Tous les quelques années, quelqu'un déclare l'interface utilisateur graphique (GUI) morte. Le chat va tout remplacer. La voix va remplacer le chat. Puis l'enthousiasme retombe et on retourne tous à nos feuilles de calcul.

La réalité est moins dramatique. Les nouvelles interfaces ne remplacent pas les anciennes. Elles s'ajoutent à côté d'elles.

Ce que les GUI font encore le mieux

Les GUI gagnent quand les utilisateurs doivent voir beaucoup de choses à la fois : tableaux de priorisation, tableaux de bord analytiques, outils de design, cartes. Les utilisateurs s'appuient sur la mémoire spatiale : ils se souviennent que tel graphique se trouve en bas à droite. Ils s'appuient aussi sur la manipulation directe : glisser, redimensionner, sélectionner plusieurs éléments à la fois. Appliquer plusieurs niveaux de filtres uniquement par chat reste frustrant pour les utilisateurs expérimentés.

La plupart des logiciels professionnels restent construits autour d'une GUI pour une bonne raison : le travail consiste à comparer des choses visuellement, et la conversation ralentit la comparaison.
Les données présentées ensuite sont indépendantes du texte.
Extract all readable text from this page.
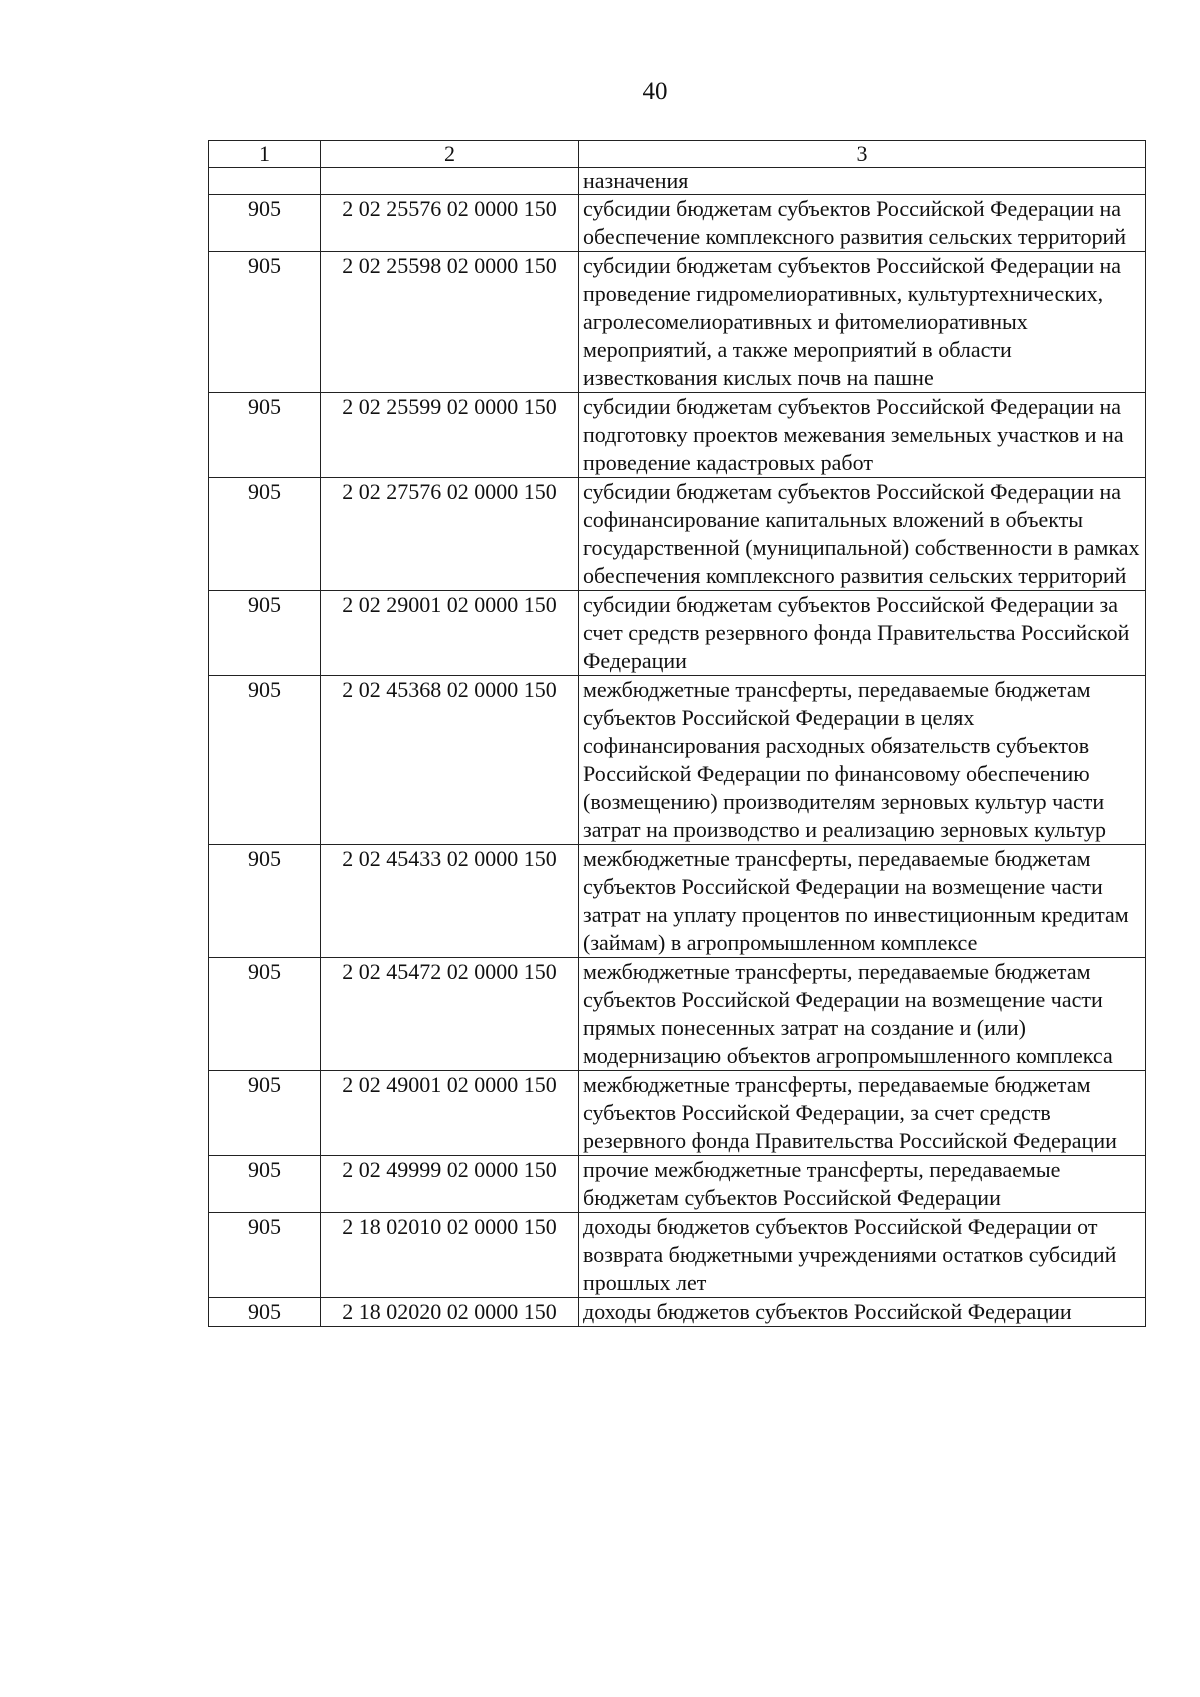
40
1	2	3
		назначения
905	2 02 25576 02 0000 150	субсидии бюджетам субъектов Российской Федерации на обеспечение комплексного развития сельских территорий
905	2 02 25598 02 0000 150	субсидии бюджетам субъектов Российской Федерации на проведение гидромелиоративных, культуртехнических, агролесомелиоративных и фитомелиоративных мероприятий, а также мероприятий в области известкования кислых почв на пашне
905	2 02 25599 02 0000 150	субсидии бюджетам субъектов Российской Федерации на подготовку проектов межевания земельных участков и на проведение кадастровых работ
905	2 02 27576 02 0000 150	субсидии бюджетам субъектов Российской Федерации на софинансирование капитальных вложений в объекты государственной (муниципальной) собственности в рамках обеспечения комплексного развития сельских территорий
905	2 02 29001 02 0000 150	субсидии бюджетам субъектов Российской Федерации за счет средств резервного фонда Правительства Российской Федерации
905	2 02 45368 02 0000 150	межбюджетные трансферты, передаваемые бюджетам субъектов Российской Федерации в целях софинансирования расходных обязательств субъектов Российской Федерации по финансовому обеспечению (возмещению) производителям зерновых культур части затрат на производство и реализацию зерновых культур
905	2 02 45433 02 0000 150	межбюджетные трансферты, передаваемые бюджетам субъектов Российской Федерации на возмещение части затрат на уплату процентов по инвестиционным кредитам (займам) в агропромышленном комплексе
905	2 02 45472 02 0000 150	межбюджетные трансферты, передаваемые бюджетам субъектов Российской Федерации на возмещение части прямых понесенных затрат на создание и (или) модернизацию объектов агропромышленного комплекса
905	2 02 49001 02 0000 150	межбюджетные трансферты, передаваемые бюджетам субъектов Российской Федерации, за счет средств резервного фонда Правительства Российской Федерации
905	2 02 49999 02 0000 150	прочие межбюджетные трансферты, передаваемые бюджетам субъектов Российской Федерации
905	2 18 02010 02 0000 150	доходы бюджетов субъектов Российской Федерации от возврата бюджетными учреждениями остатков субсидий прошлых лет
905	2 18 02020 02 0000 150	доходы бюджетов субъектов Российской Федерации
Ce que les interfaces conversationnelles font le mieux

Les interfaces utilisateur conversationnelles (CUI), par texte ou par voix, gagnent quand vous savez ce que vous voulez sans savoir exactement comment l'obtenir. « Qu'est-ce qui cloche dans cette clause de contrat ? » « Résume ces trois annonces. » « Guide-moi dans la configuration. » Dans chaque cas, vous connaissez le résultat voulu avant de savoir quel menu ouvrir.

Elles fonctionnent aussi très bien sur mobile, où l'écran est petit et où naviguer dans des menus de paramètres imbriqués est pénible. Mais cela ne tient que si l'interface répond vite et se rattrape bien quand elle vous comprend mal. C'est une exigence plus élevée que ce que les démos soignées laissent croire.

L'hybride, la réponse peu glamour qui fonctionne le plus souvent

Les produits qui semblent en avance aujourd'hui mélangent les deux modes : une GUI porte la structure et le travail enregistré, et la conversation vous accélère à l'intérieur d'une étape. Pensez à un assistant intégré dans un champ de formulaire, plutôt qu'à une fenêtre de chat vide qui oublie ce que vous avez construit hier.

En tant que leader produit, je pose une question pour chaque workflow : sur quoi l'utilisateur travaille-t-il réellement ? Si c'est un jeu de données, une chronologie ou un canevas, restez sur une interface graphique. Si c'est une question ou un récit, la conversation peut mener. Si c'est les deux, intégrez un assistant conversationnel en gardant les données sous-jacentes visibles.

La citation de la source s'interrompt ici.